具体的には、本発明は、例えば、上記8×8の画素ブロックの画像データを再生するのに、1024以下の回数の積和演算により、従来と同様の再生画像データを復元する。
【0020】
【課題を解決するための手段】
上記目的を達成するために、本発明に係る画像データ伸長装置は、n(正の整数)次元座標空間内の各画素点が有する画素データの集まりに対してn次元線形変換を行い、その結果得られるn次元座標空間内の各係数を所定順序に従って一列に並べ、その列における非零係数とその位置を示す順番号との組からなる組データを符号化することによって前記画素データを圧縮する圧縮装置に対応して用いられる画像データ伸長装置であって、
前記n次元座標空間内の各係数を記憶する領域を有する記憶手段と、前記全ての係数を零として前記記憶手段に格納する初期化手段と、前記組データが与えられるとその組データに含まれる順番号に基づいてその組データに含まれる非零係数の前記n次元座標空間における座標値を算出する座標値算出手段と、前記座標値算出手段により算出された座標値に対応する前記記憶手段の記憶箇所に前記非零係数を格納する格納手段と、前記記憶手段において非零係数が格納されている領域を特定する非零係数領域特定手段と、前記非零係数領域特定手段により特定された領域内の係数のみを用いて積和演算で表現されるn次元逆変換を行うことにより元画素データ相当のデータを復元する逆変換手段とを備えたことを特徴とする。
【0021】
これにより、値がゼロである係数(以下、「零係数」という。)についての無駄な積和演算が回避されるので、圧縮された画像データを高速に伸長する装置が実現される。
【0022】
【発明の実施の形態】
以下、本発明の実施形態について図面を用いて詳細に説明する。
(第1実施形態)
先ず、本発明の第1実施形態に係る画像データ伸長装置を説明する。
本装置は、非零係数S'(u,v)の座標値(u,v)の中から座標軸ごとの最小値umin、vmin及び最大値umax、vmaxを特定し、その座標範囲(umin≦u≦umax、vmin≦v≦vmax)に位置する非零係数S'(u,v)についてのみ逆DCTを行うことを特徴とする。
(構成)
図1は、本装置の構成を示すブロック図である。
【0023】
本装置は、大きく分けて、伸長部120とテーブル記憶部2030から構成される。
伸長部120は、さらに、エントロピー復号化部2024、非零係数スキャン順番号計算部2023a、非零係数位置変換部2023b、逆量子化部2022、非零係数範囲計算部122、演算順序制御部123、逆DCT部2021及び係数記憶部121からなる。一方、テーブル記憶部2030は、さらに、量子化テーブル2031、スキャンテーブル2032及び符号化テーブル2033からなる。これらの構成部のうち、図20に示された従来の装置が有する構成部と同一のものについては、同一の符号を付し、その詳細な説明は省略する。
【0024】
係数記憶部121は、従来の装置における作業用メモリに相当するものであり、1個のブロックを構成する8×8個のDCT係数を一時的に格納する領域を有する。
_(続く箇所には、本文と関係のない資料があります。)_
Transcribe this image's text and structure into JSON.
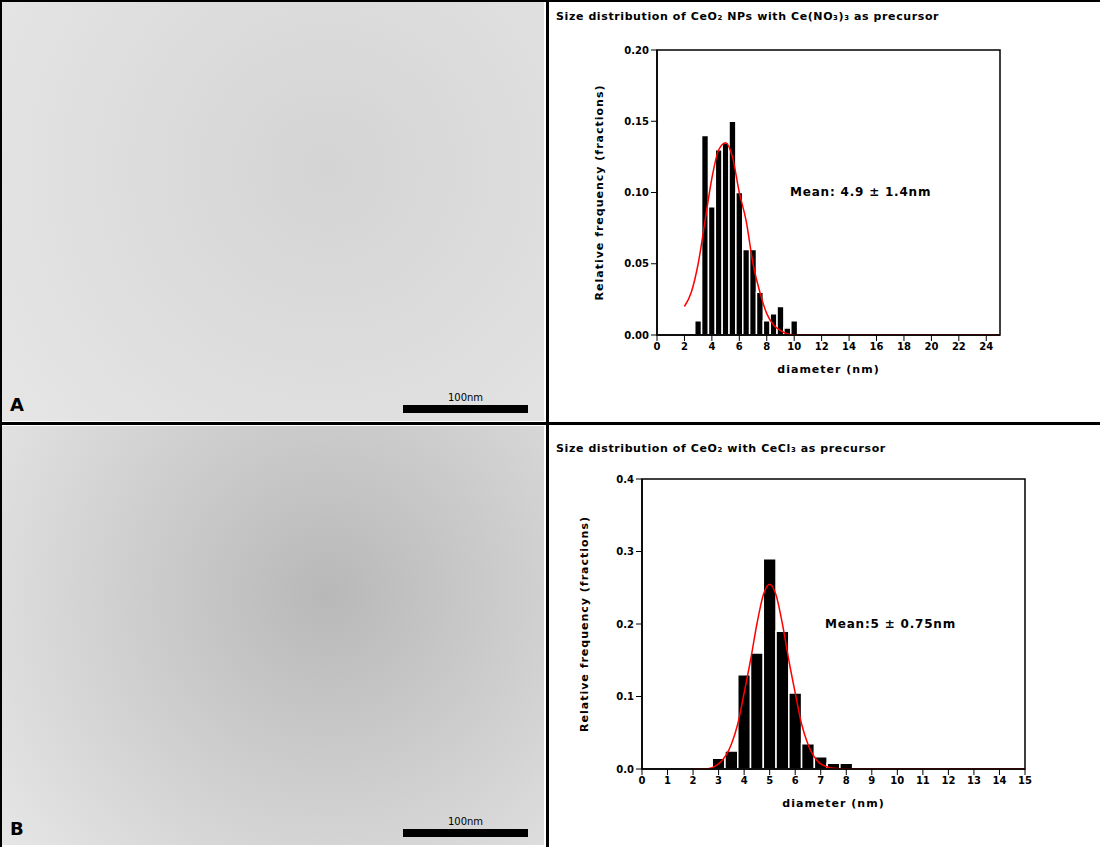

非零係数スキャン順番号計算部2023a及び非零係数位置変換部2023bは、それぞれ従来の装置の座標値算出部2023における前半及び後半の処理を行うものである。
【0025】
非零係数範囲計算部122は、8×8個のDCT係数S'(u,v)2109が格納されている係数記憶部121において非零係数が存在する領域を特定し、その領域についての情報を座標値u,vを用いて演算順序制御部123に通知する。
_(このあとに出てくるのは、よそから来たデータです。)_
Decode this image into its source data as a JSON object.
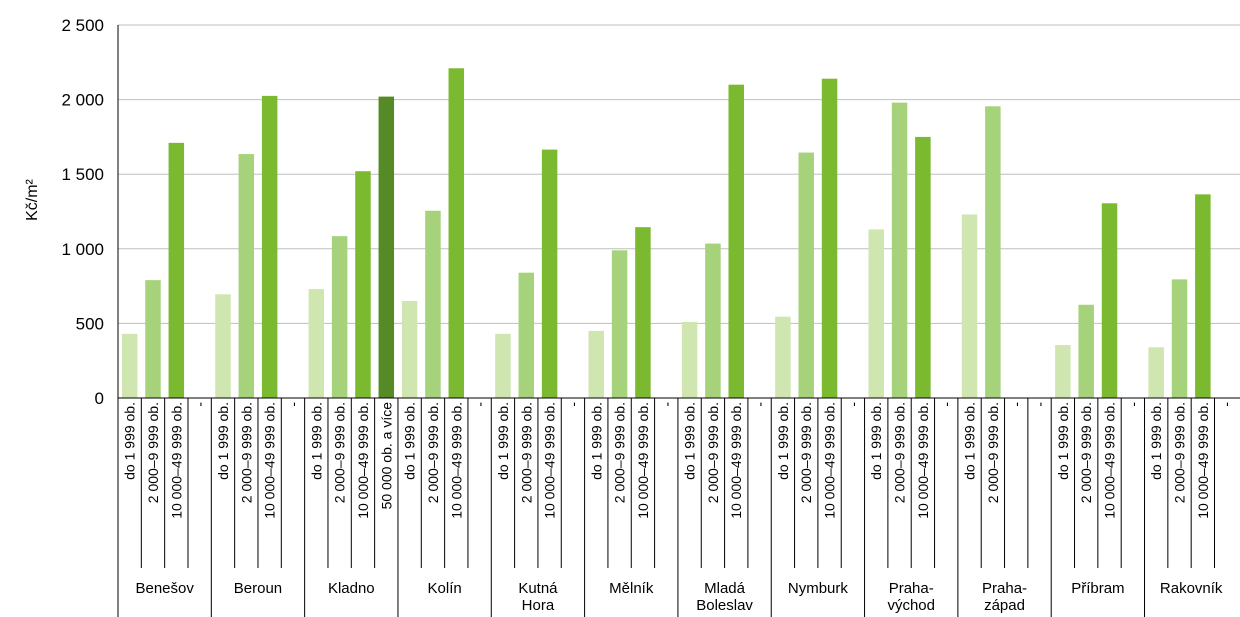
{
  "chart_data": {
    "type": "bar",
    "ylabel": "Kč/m²",
    "ylim": [
      0,
      2500
    ],
    "yticks": [
      0,
      500,
      1000,
      1500,
      2000,
      2500
    ],
    "ytick_labels": [
      "0",
      "500",
      "1 000",
      "1 500",
      "2 000",
      "2 500"
    ],
    "grid": true,
    "groups": [
      {
        "name": "Benešov",
        "slots": [
          {
            "label": "do 1 999 ob.",
            "value": 430
          },
          {
            "label": "2 000–9 999 ob.",
            "value": 790
          },
          {
            "label": "10 000–49 999 ob.",
            "value": 1710
          },
          {
            "label": "-",
            "value": null
          }
        ]
      },
      {
        "name": "Beroun",
        "slots": [
          {
            "label": "do 1 999 ob.",
            "value": 695
          },
          {
            "label": "2 000–9 999 ob.",
            "value": 1635
          },
          {
            "label": "10 000–49 999 ob.",
            "value": 2025
          },
          {
            "label": "-",
            "value": null
          }
        ]
      },
      {
        "name": "Kladno",
        "slots": [
          {
            "label": "do 1 999 ob.",
            "value": 730
          },
          {
            "label": "2 000–9 999 ob.",
            "value": 1085
          },
          {
            "label": "10 000–49 999 ob.",
            "value": 1520
          },
          {
            "label": "50 000 ob. a více",
            "value": 2020
          }
        ]
      },
      {
        "name": "Kolín",
        "slots": [
          {
            "label": "do 1 999 ob.",
            "value": 650
          },
          {
            "label": "2 000–9 999 ob.",
            "value": 1255
          },
          {
            "label": "10 000–49 999 ob.",
            "value": 2210
          },
          {
            "label": "-",
            "value": null
          }
        ]
      },
      {
        "name": "Kutná Hora",
        "slots": [
          {
            "label": "do 1 999 ob.",
            "value": 430
          },
          {
            "label": "2 000–9 999 ob.",
            "value": 840
          },
          {
            "label": "10 000–49 999 ob.",
            "value": 1665
          },
          {
            "label": "-",
            "value": null
          }
        ]
      },
      {
        "name": "Mělník",
        "slots": [
          {
            "label": "do 1 999 ob.",
            "value": 450
          },
          {
            "label": "2 000–9 999 ob.",
            "value": 990
          },
          {
            "label": "10 000–49 999 ob.",
            "value": 1145
          },
          {
            "label": "-",
            "value": null
          }
        ]
      },
      {
        "name": "Mladá Boleslav",
        "slots": [
          {
            "label": "do 1 999 ob.",
            "value": 510
          },
          {
            "label": "2 000–9 999 ob.",
            "value": 1035
          },
          {
            "label": "10 000–49 999 ob.",
            "value": 2100
          },
          {
            "label": "-",
            "value": null
          }
        ]
      },
      {
        "name": "Nymburk",
        "slots": [
          {
            "label": "do 1 999 ob.",
            "value": 545
          },
          {
            "label": "2 000–9 999 ob.",
            "value": 1645
          },
          {
            "label": "10 000–49 999 ob.",
            "value": 2140
          },
          {
            "label": "-",
            "value": null
          }
        ]
      },
      {
        "name": "Praha-východ",
        "slots": [
          {
            "label": "do 1 999 ob.",
            "value": 1130
          },
          {
            "label": "2 000–9 999 ob.",
            "value": 1980
          },
          {
            "label": "10 000–49 999 ob.",
            "value": 1750
          },
          {
            "label": "-",
            "value": null
          }
        ]
      },
      {
        "name": "Praha-západ",
        "slots": [
          {
            "label": "do 1 999 ob.",
            "value": 1230
          },
          {
            "label": "2 000–9 999 ob.",
            "value": 1955
          },
          {
            "label": "-",
            "value": null
          },
          {
            "label": "-",
            "value": null
          }
        ]
      },
      {
        "name": "Příbram",
        "slots": [
          {
            "label": "do 1 999 ob.",
            "value": 355
          },
          {
            "label": "2 000–9 999 ob.",
            "value": 625
          },
          {
            "label": "10 000–49 999 ob.",
            "value": 1305
          },
          {
            "label": "-",
            "value": null
          }
        ]
      },
      {
        "name": "Rakovník",
        "slots": [
          {
            "label": "do 1 999 ob.",
            "value": 340
          },
          {
            "label": "2 000–9 999 ob.",
            "value": 795
          },
          {
            "label": "10 000–49 999 ob.",
            "value": 1365
          },
          {
            "label": "-",
            "value": null
          }
        ]
      }
    ],
    "colors": {
      "do 1 999 ob.": "#cfe6b1",
      "2 000–9 999 ob.": "#a6d27c",
      "10 000–49 999 ob.": "#7ab930",
      "50 000 ob. a více": "#558a26",
      "grid": "#bfbfbf",
      "axis": "#000000"
    }
  }
}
図3は、非零係数範囲計算部122の詳細な構成と他の構成部123、2021、121との関連を示す図である。
【0026】
非零係数範囲計算部122は、本図に示されるように、本実施形態に特有の比較部122aを有し、非零係数位置変換部2023bからの通知に基づいて座標値の大小判断をする。
演算順序制御部123は、非零係数範囲計算部122から通知された領域に格納されているDCT係数S'(u,v)2109についてのみ、逆DCT部2021が逆DCTを行うよう逆DCT部2021を制御する。
【0027】
逆DCT部2021は、基本的には従来の装置のものと同一であるが、演算順序制御部123からの制御の下で逆DCTを行う点だけが異なる。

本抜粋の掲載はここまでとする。